Published by the Students of Johns Hopkins since 1896
December 6, 2023

SGA passes petition with 910 votes for referendum

By DRAKE FOREMAN | September 6, 2018

At their weekly meeting on Tuesday, the Student Government Association (SGA) approved a petition calling for a referendum after getting 910 signatures. Nine-hundred signatures were required in order for SGA to be allowed to hold the referendum. 

A referendum allows the electorate to vote directly on specific issues. In order to hold this vote SGA must recieve signatures from a sixth of the student body on a petition that it opened in May. Students were also able to specficy which issues they wanted to see on the referendum on the petition. 

At Tuesday’s meeting, SGA also made amendments to a clause regarding conflict of interests in SGA and held a forum for freshmen intending to run for SGA. 

As part of its mission to represent the voice of students, SGA formed a referendum organizing team composed of Executive Vice President AJ Tsang, Executive Secretary Aspen Williams, and Sophomore Class President Sam Schatmeyer in June.

Through efforts including a video, consistent social media posts and personal messages, the team collected a total of 910 student signatures by August 31. The petition will allow SGA to hold a referendum. 

On one of his social media posts, Schatmeyer expressed his gratitude toward everyone who took part in the effort and signed the petition. 

“There has been energy for change on this campus for a long time, and it makes me so proud to see students working towards that change,” he wrote.

A report following the referendum petiton showed that the most common issues students wanted to see as a question on the referendum included building a student center, whether or not the school should have a private police force, improving health and mental health on campus, and divestment from fossil fuels. 

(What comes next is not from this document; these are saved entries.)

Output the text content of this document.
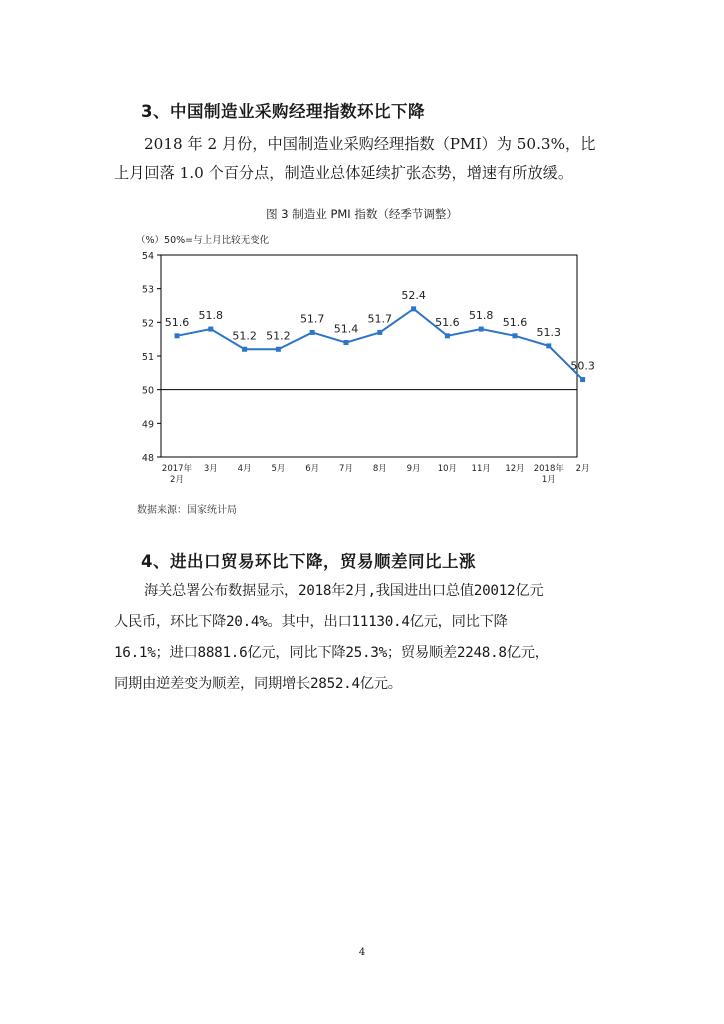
3、中国制造业采购经理指数环比下降
2018 年 2 月份，中国制造业采购经理指数（PMI）为 50.3%，比
上月回落 1.0 个百分点，制造业总体延续扩张态势，增速有所放缓。
图 3 制造业 PMI 指数（经季节调整）
48
49
50
51
52
53
54
（%）50%=与上月比较无变化
2017年
2月
3月 4月 5月 6月 7月 8月 9月 10月 11月 12月 2018年
1月
2月
51.6
51.8
51.2 51.2
51.7
51.4
51.7
52.4
51.6
51.8
51.6
51.3
50.3
数据来源：国家统计局
4、进出口贸易环比下降，贸易顺差同比上涨
海关总署公布数据显示，2018年2月,我国进出口总值20012亿元
人民币，环比下降20.4%。其中，出口11130.4亿元，同比下降
16.1%；进口8881.6亿元，同比下降25.3%；贸易顺差2248.8亿元，
同期由逆差变为顺差，同期增长2852.4亿元。
4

Other popular issues included increasing services for students, smoking on campus, student representation in University decisions, and covered grades. 

The preliminary data from the 910 responses and yes or no questions on campus policy will be used in order to create the questions on the referendum. All students will then be allowed to vote on these questions.

Schatmeyer stressed the importance of having as many students vote on the referendum as possible. The petition required only a sixth of the student body’s vote in order to pass, while the referendum will require a third. 

“For the petition, we had to get to 900 signatures this summer, and it took all summer and a lot of work,” Schatmeyer said. “We have to put in much more effort than we did in the petition, each of us stepping up and making sure to fulfill our responsibilities.”

SGA also discussed conflicts of interest that arise in the Association. Students discussed the protocol of what should happen if a member pushes for a bill for a student organization that he or she is a part of and could be biased towards. 

Tsang stated that in the past, SGA had problems with senators introducing bills that benefited other clubs of which they were a part. He expressed the need to decrease the possibility of that happening again.  

“We have encouraged SGA members to work with as many students as possible to get funding and sponsor events,” Tsang said. “In order to ensure a reduction in conflict of interest, we ask SGA members to refrain from writing bills for their organizations.” 

Several SGA members questioned what counts as being in a club, specifically the difference between being members of a club and being involved in a club without being a formal member. 

Tsang replied that students are a part of a group if they are listed as a member on Hopkins Groups. 

Some SGA members, including Sophomore Senator Lauren Paulet, disagreed on the idea of refraining from writing bills for an organization.  

“My view is that we should be allowed to introduce a bill but then abstain from voting,” Paulet said. “This would allow for more transparency and will ease the process for other students reaching out to us.”

She explained that it would be easier for students to approach SGA members they know through their clubs. 

“Many of us are involved in many different organizations on campus. Individuals that are part of the organization generally may feel more comfortable approaching you when it comes to approaching SGA for funding,” Paulet said.

Many SGA members agreed with Paulet and amendments were made accordingly to clarify the clause and to reduce possible of conflict of interests in the future.

At the end of the meeting, SGA members allowed freshmen intending to run in the upcoming elections to ask questions. 

Along with the freshman elections, senior special elections will also be happening this semester. Currently five out of the six senior class council seats are still open. SGA is planning to have new senior members by Sept. 18.